Empresário aos 24 anos, nadador cola frases motivacionais pela casa e segue ?chorão?

Roberta Nomura
Em São Paulo

Cesar Cielo não se considera um garoto prodígio. Ao contrário do que muitos imaginam, o paulista de Santa Bárbara D’Oeste não era um fenômeno quando criança e ganhou o primeiro título nacional só aos 16 anos. A evolução, porém, meteórica. Cinco anos mais tarde estava no topo do mundo com o ouro olímpico pendurado no pescoço.

‘COMILÃO’, CESAR CIELO VIRA SÓCIO DE RESTAURANTE E JÁ VIRA EMPRESÁRIO

Cesar Cielo está bem distante da aposentadoria das piscinas. Mas o nadador já pensa no futuro e mostra seu lado empreendedor ainda em atividade no esporte. ‘Comilão’, o campeão olímpico e bi mundial é sócio minoritário do restaurante Original da Granja, localizado na zona sul de São Paulo.
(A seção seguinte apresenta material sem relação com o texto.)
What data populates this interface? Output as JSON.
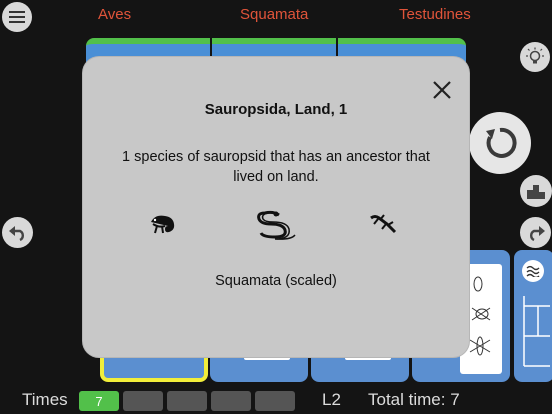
{
  "header": {
    "categories": [
      "Aves",
      "Squamata",
      "Testudines"
    ]
  },
  "modal": {
    "title": "Sauropsida, Land, 1",
    "description": "1 species of sauropsid that has an ancestor that lived on land.",
    "caption": "Squamata (scaled)",
    "icons": [
      "chameleon-icon",
      "snake-icon",
      "lizard-icon"
    ]
  },
  "footer": {
    "times_label": "Times",
    "times_value": "7",
    "level": "L2",
    "total_time": "Total time: 7"
  },
  "colors": {
    "background": "#141414",
    "category_text": "#e0543a",
    "card_blue": "#5b8fd0",
    "accent_green": "#52c04a",
    "selection_yellow": "#f2ee3a",
    "modal_bg": "#c8c8c8"
  },
  "icons": {
    "menu": "menu-icon",
    "undo": "undo-icon",
    "redo": "redo-icon",
    "restart": "restart-icon",
    "hint": "lightbulb-icon",
    "ranking": "podium-icon",
    "water": "water-icon"
  }
}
“O pessoal gosta bastante de estar no restaurante dele. Aqui tem calça que ele usou em competições, toca, sunga... As pessoas adoram ver os objetos dele pendurados”, contou o sócio e amigo Roberto Martinez, o Robertão. O negócio foi aberto em 2009, ano que Cielo ainda se dividia entre Auburn e São Paulo. Mas o campeão olímpico sempre fez questão de participar, segundo seu sócio. E o ‘comilão’ ajuda até com pitacos no cardápio.

“Ele e o pai sugeriram a inclusão da sagria. Cesão ajudou a bolar uma salada nova também”, disse o ex-nadador Robertão. Agora que treina na capital paulista, o barbarense costuma aparecer no restaurante principalmente na hora do jantar. “Nadador é mais carnívoro, porque está sempre em dieta e tentando balancear. O frango também está muito presente. Mas ele gosta mesmo de um bife de tira [carne da peça da picanha], com a salada nova que ajudou a montar e purê de batata com alho. Ele sempre foi de comer bastante e nunca teve problema com peso. Mas dá uma segurada nos doces para controlar”, falou o sócio.

Robertão revelou também que o amigo dá total liberdade para ele tomar as decisões. “Acho que ele deixa essa parte de ser metódico para o lado atleta. O maior business dele é esse. Ele consegue ter 100% de foco, porque não quer errar. A parte do campeão é essa”, elogiou.

Além do restaurante, Cielo idealizou o P.R.O. 16 (Projeto Rumo ao Ouro em 2016). A iniciativa inédita reúne atletas de ponta que treinam em tempo integral com técnico exclusivo: Albertinho. O local de treinamentos é o COTP (Centro Olímpico de Treinamento e Pesquisa), em São Paulo. Os nadadores mantêm vínculo com seus clubes, mas tem a base instalada na capital paulista.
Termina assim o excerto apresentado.